Beberapa politisi AS mendorong untuk melakukan hal tersebut.
Dana Moneter Internasional (IMF) menganggap peralihan ke negara-negara ‘penghubung’
telah membendung dampak ekonomi dari putaran tarif AS sebelumnya.
Tarif yang dikenakan Biden tentu saja juga mencerminkan
kuatnya arus proteksionisme yang mengalir dalam politik Amerika. Meskipun
demikian, hal ini merupakan sebuah penghiburan kecil karena meskipun Donald
Trump berbicara tentang “lingkaran” tarif di seluruh negeri, ia masih
membayangkan akan memberikan pukulan yang jauh lebih keras kepada China dengan
mengenakan tarif sebesar 60 persen atau lebih tinggi, dibandingkan dengan tarif
10 persen yang dikenakan negara lain.
Negara Berkembang Mendapat Manfaat
Jika Amerika Serikat benar-benar mengintensifkan
perlindungan terhadap industri energi ramah lingkungannya, masih ada manfaat
penting yang dapat diperoleh negara-negara berkembang.

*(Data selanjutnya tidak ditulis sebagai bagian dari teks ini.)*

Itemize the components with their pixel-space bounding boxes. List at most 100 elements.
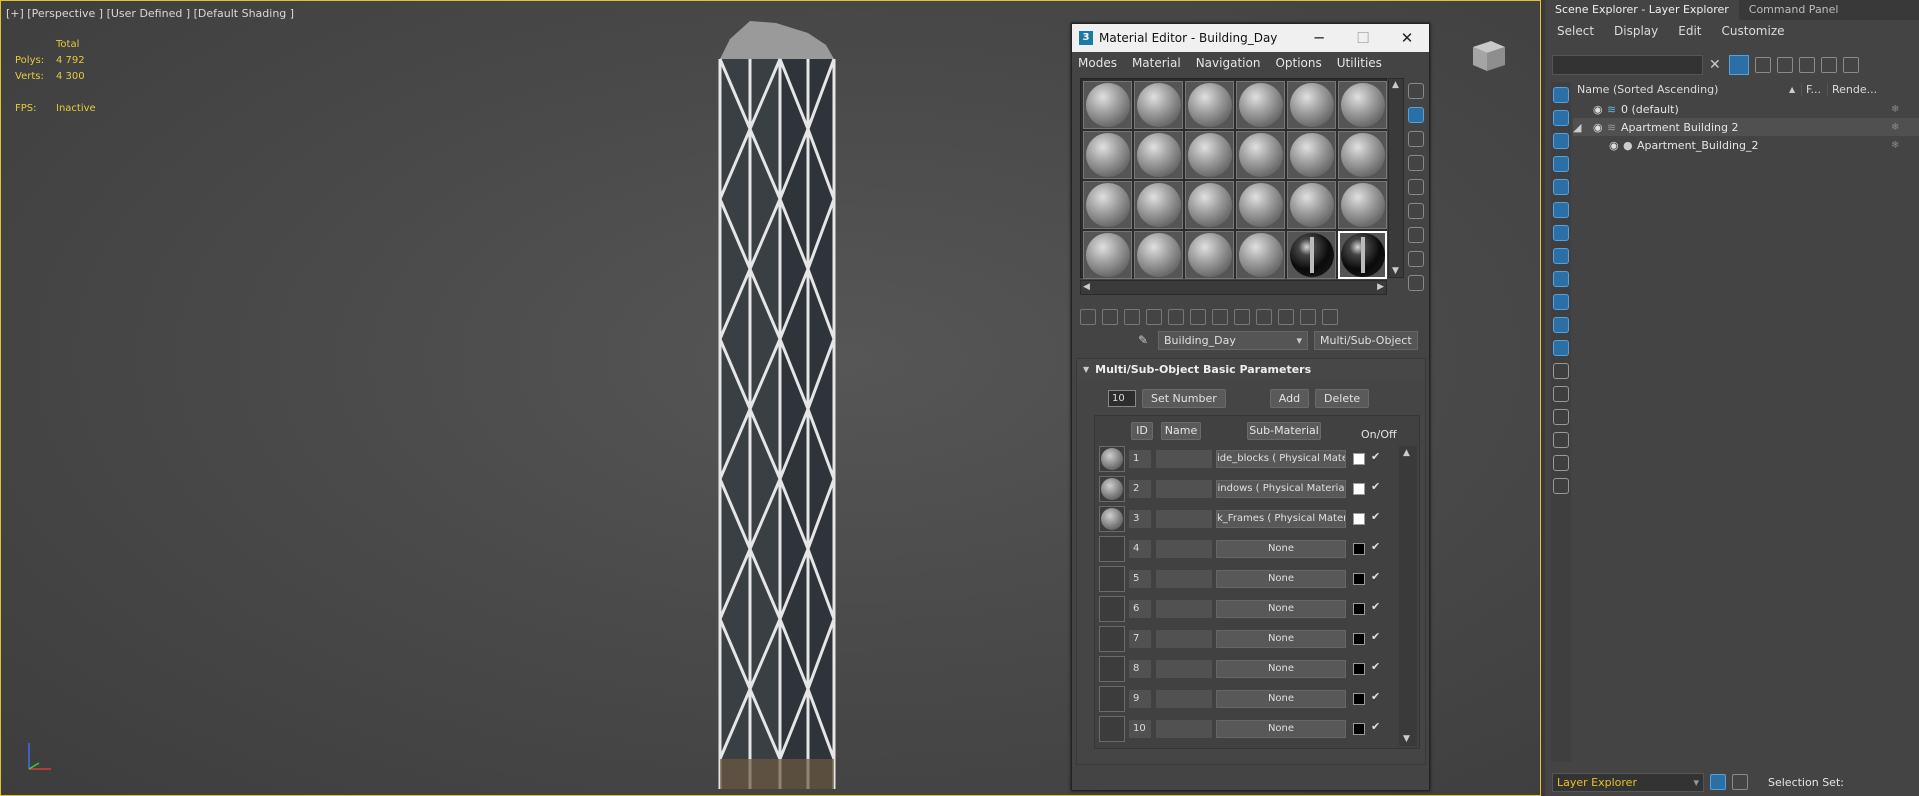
sub-material-button[interactable]: None (1216, 600, 1346, 618)
scroll-left-icon[interactable]: ◀ (1083, 282, 1090, 292)
bones-filter-icon[interactable] (1553, 271, 1569, 287)
set-number-button[interactable]: Set Number (1142, 389, 1226, 408)
scroll-down-icon[interactable]: ▼ (1403, 734, 1410, 744)
hierarchy-explorer-icon[interactable] (1732, 774, 1748, 790)
sub-material-swatch[interactable] (1099, 716, 1125, 742)
space-warps-filter-icon[interactable] (1553, 202, 1569, 218)
table-row[interactable]: 10 None ✔ (1099, 716, 1399, 743)
on-off-checkbox[interactable]: ✔ (1371, 600, 1380, 613)
material-id-channel-icon[interactable] (1212, 309, 1228, 325)
slots-vertical-scrollbar[interactable]: ▲ ▼ (1388, 78, 1404, 278)
scroll-up-icon[interactable]: ▲ (1392, 80, 1399, 90)
tab-scene-explorer[interactable]: Scene Explorer - Layer Explorer (1545, 0, 1739, 20)
material-sample-slot[interactable] (1236, 181, 1285, 229)
sort-ascending-icon[interactable]: ▲ (1789, 85, 1801, 94)
sub-material-swatch[interactable] (1099, 596, 1125, 622)
show-map-in-viewport-icon[interactable] (1234, 309, 1250, 325)
menu-material[interactable]: Material (1132, 56, 1181, 70)
color-swatch[interactable] (1353, 663, 1365, 675)
slots-horizontal-scrollbar[interactable]: ◀ ▶ (1080, 280, 1387, 295)
table-scrollbar[interactable]: ▲ ▼ (1399, 446, 1417, 746)
material-sample-slot[interactable] (1083, 81, 1132, 129)
row-name-field[interactable] (1156, 540, 1212, 558)
on-off-checkbox[interactable]: ✔ (1371, 570, 1380, 583)
on-off-checkbox[interactable]: ✔ (1371, 510, 1380, 523)
sample-uv-tiling-icon[interactable] (1408, 155, 1424, 171)
table-row[interactable]: 2 indows ( Physical Materia ✔ (1099, 476, 1399, 503)
menu-modes[interactable]: Modes (1078, 56, 1117, 70)
material-sample-slot[interactable] (1134, 131, 1183, 179)
menu-navigation[interactable]: Navigation (1196, 56, 1261, 70)
material-sample-slot[interactable] (1185, 81, 1234, 129)
go-forward-sibling-icon[interactable] (1300, 309, 1316, 325)
backlight-icon[interactable] (1408, 107, 1424, 123)
tree-item-default-layer[interactable]: ◉ ≋ 0 (default) ❄ ♨ (1573, 100, 1919, 118)
sub-material-swatch[interactable] (1099, 566, 1125, 592)
color-swatch[interactable] (1353, 723, 1365, 735)
background-icon[interactable] (1408, 131, 1424, 147)
delete-button[interactable]: Delete (1315, 389, 1370, 408)
scroll-right-icon[interactable]: ▶ (1377, 282, 1384, 292)
column-name[interactable]: Name (Sorted Ascending) (1573, 83, 1789, 96)
table-row[interactable]: 9 None ✔ (1099, 686, 1399, 713)
color-swatch[interactable] (1353, 603, 1365, 615)
maximize-icon[interactable]: ☐ (1341, 29, 1385, 47)
explorer-column-header[interactable]: Name (Sorted Ascending) ▲ F... Rende... (1573, 80, 1919, 98)
on-off-checkbox[interactable]: ✔ (1371, 540, 1380, 553)
video-color-check-icon[interactable] (1408, 179, 1424, 195)
freeze-snowflake-icon[interactable]: ❄ (1891, 140, 1899, 151)
lock-icon[interactable] (1755, 57, 1771, 73)
material-sample-slot[interactable] (1338, 181, 1387, 229)
table-row[interactable]: 1 ide_blocks ( Physical Mater ✔ (1099, 446, 1399, 473)
search-input[interactable] (1552, 55, 1703, 75)
color-swatch[interactable] (1353, 573, 1365, 585)
column-sub-material-button[interactable]: Sub-Material (1247, 422, 1321, 440)
filter-icon[interactable] (1729, 55, 1749, 75)
reset-map-icon[interactable] (1146, 309, 1162, 325)
column-id-button[interactable]: ID (1131, 422, 1153, 440)
menu-utilities[interactable]: Utilities (1337, 56, 1382, 70)
sub-material-button[interactable]: None (1216, 630, 1346, 648)
material-sample-slot[interactable] (1287, 81, 1336, 129)
on-off-checkbox[interactable]: ✔ (1371, 660, 1380, 673)
hidden-filter-icon[interactable] (1553, 340, 1569, 356)
show-end-result-icon[interactable] (1256, 309, 1272, 325)
assign-to-selection-icon[interactable] (1124, 309, 1140, 325)
row-name-field[interactable] (1156, 480, 1212, 498)
material-sample-slot[interactable] (1236, 131, 1285, 179)
close-icon[interactable]: ✕ (1385, 29, 1429, 47)
sub-material-button[interactable]: None (1216, 660, 1346, 678)
add-button[interactable]: Add (1269, 389, 1310, 408)
sub-material-swatch[interactable] (1099, 506, 1125, 532)
material-sample-slot[interactable] (1083, 181, 1132, 229)
column-frozen[interactable]: F... (1801, 82, 1827, 96)
freeze-snowflake-icon[interactable]: ❄ (1891, 122, 1899, 133)
sub-material-swatch[interactable] (1099, 656, 1125, 682)
on-off-checkbox[interactable]: ✔ (1371, 450, 1380, 463)
rollout-header[interactable]: ▼ Multi/Sub-Object Basic Parameters (1077, 359, 1425, 379)
groups-filter-icon[interactable] (1553, 225, 1569, 241)
menu-edit[interactable]: Edit (1678, 24, 1701, 38)
select-by-material-icon[interactable] (1408, 251, 1424, 267)
sample-type-icon[interactable] (1408, 83, 1424, 99)
put-to-scene-icon[interactable] (1102, 309, 1118, 325)
expand-arrow-icon[interactable]: ◢ (1573, 121, 1583, 134)
material-sample-slot[interactable] (1236, 81, 1285, 129)
scroll-up-icon[interactable]: ▲ (1403, 448, 1410, 458)
on-off-checkbox[interactable]: ✔ (1371, 630, 1380, 643)
sub-material-button[interactable]: None (1216, 720, 1346, 738)
table-row[interactable]: 6 None ✔ (1099, 596, 1399, 623)
visibility-eye-icon[interactable]: ◉ (1593, 121, 1607, 134)
row-name-field[interactable] (1156, 720, 1212, 738)
explorer-type-dropdown[interactable]: Layer Explorer (1552, 772, 1704, 792)
freeze-snowflake-icon[interactable]: ❄ (1891, 104, 1899, 115)
get-material-icon[interactable] (1080, 309, 1096, 325)
material-name-dropdown[interactable]: Building_Day (1158, 330, 1308, 350)
row-name-field[interactable] (1156, 690, 1212, 708)
sub-material-button[interactable]: ide_blocks ( Physical Mater (1216, 450, 1346, 468)
hierarchy-icon[interactable] (1821, 57, 1837, 73)
geometry-filter-icon[interactable] (1553, 87, 1569, 103)
funnel-icon[interactable] (1553, 455, 1569, 471)
row-name-field[interactable] (1156, 630, 1212, 648)
menu-select[interactable]: Select (1557, 24, 1594, 38)
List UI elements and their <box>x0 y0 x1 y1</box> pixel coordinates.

Jika AS berhasil membangun kemampuan teknologi ramah
lingkungannya, hal ini pada akhirnya akan melibatkan peningkatan investasi yang
besar. Selain menarik investasi ke Amerika, hal ini juga berarti defisit
perdagangan yang lebih besar dan kebutuhan impor yang jauh lebih besar dari
negara-negara lain.
Bagaimana dengan kemungkinan membanjirnya impor energi ramah
lingkungan yang murah dari China? Ketakutan ini merupakan pengulangan dari
“deindustrialisasi dini” yang terjadi pada tahun 1990-an dan 2000-an ketika
China menggantikan sebagian besar negara berkembang lainnya dalam sektor
manufaktur padat karya.
Kebijakan yang mendorong China untuk berinvestasi dan
memproduksi secara lokal – dengan mentransfer teknologi dan pengetahuan dalam
prosesnya – mungkin masuk akal. Kebutuhan untuk menghindari tarif AS berarti
perusahaan-perusahaan China sudah memiliki insentif yang layak untuk melakukan
hal tersebut.
Namun, pada umumnya, strategi yang lebih baik adalah bagi
negara-negara berkembang memanfaatkan impor murah China untuk membangun sistem
energi ramah lingkungan mereka sendiri. Kesenjangan investasi yang mereka
hadapi sangat besar, tidak hanya untuk transisi ke teknologi rendah karbon
namun juga untuk memenuhi kebutuhan energi dasar serta mengurangi biaya
kesehatan dan ekonomi akibat polusi udara dari pembakaran bahan bakar fosil.
Mempercepat transisi energi ramah lingkungan juga akan
menghasilkan sumber pertumbuhan dan daya saing baru. Menyediakan energi murah,
menarik perusahaan-perusahaan multinasional yang semakin membutuhkan jejak
karbon rendah, dan mempersiapkan diri menghadapi hari ketika lebih banyak
perdagangan global dapat terbantu oleh tarif ramah lingkungan seperti Eropa.
Seiring berjalannya waktu dan dengan munculnya sumber-sumber
baru teknologi energi ramah lingkungan, negara-negara berkembang juga akan
mampu melakukan diversifikasi dan mengurangi ketergantungan mereka pada China.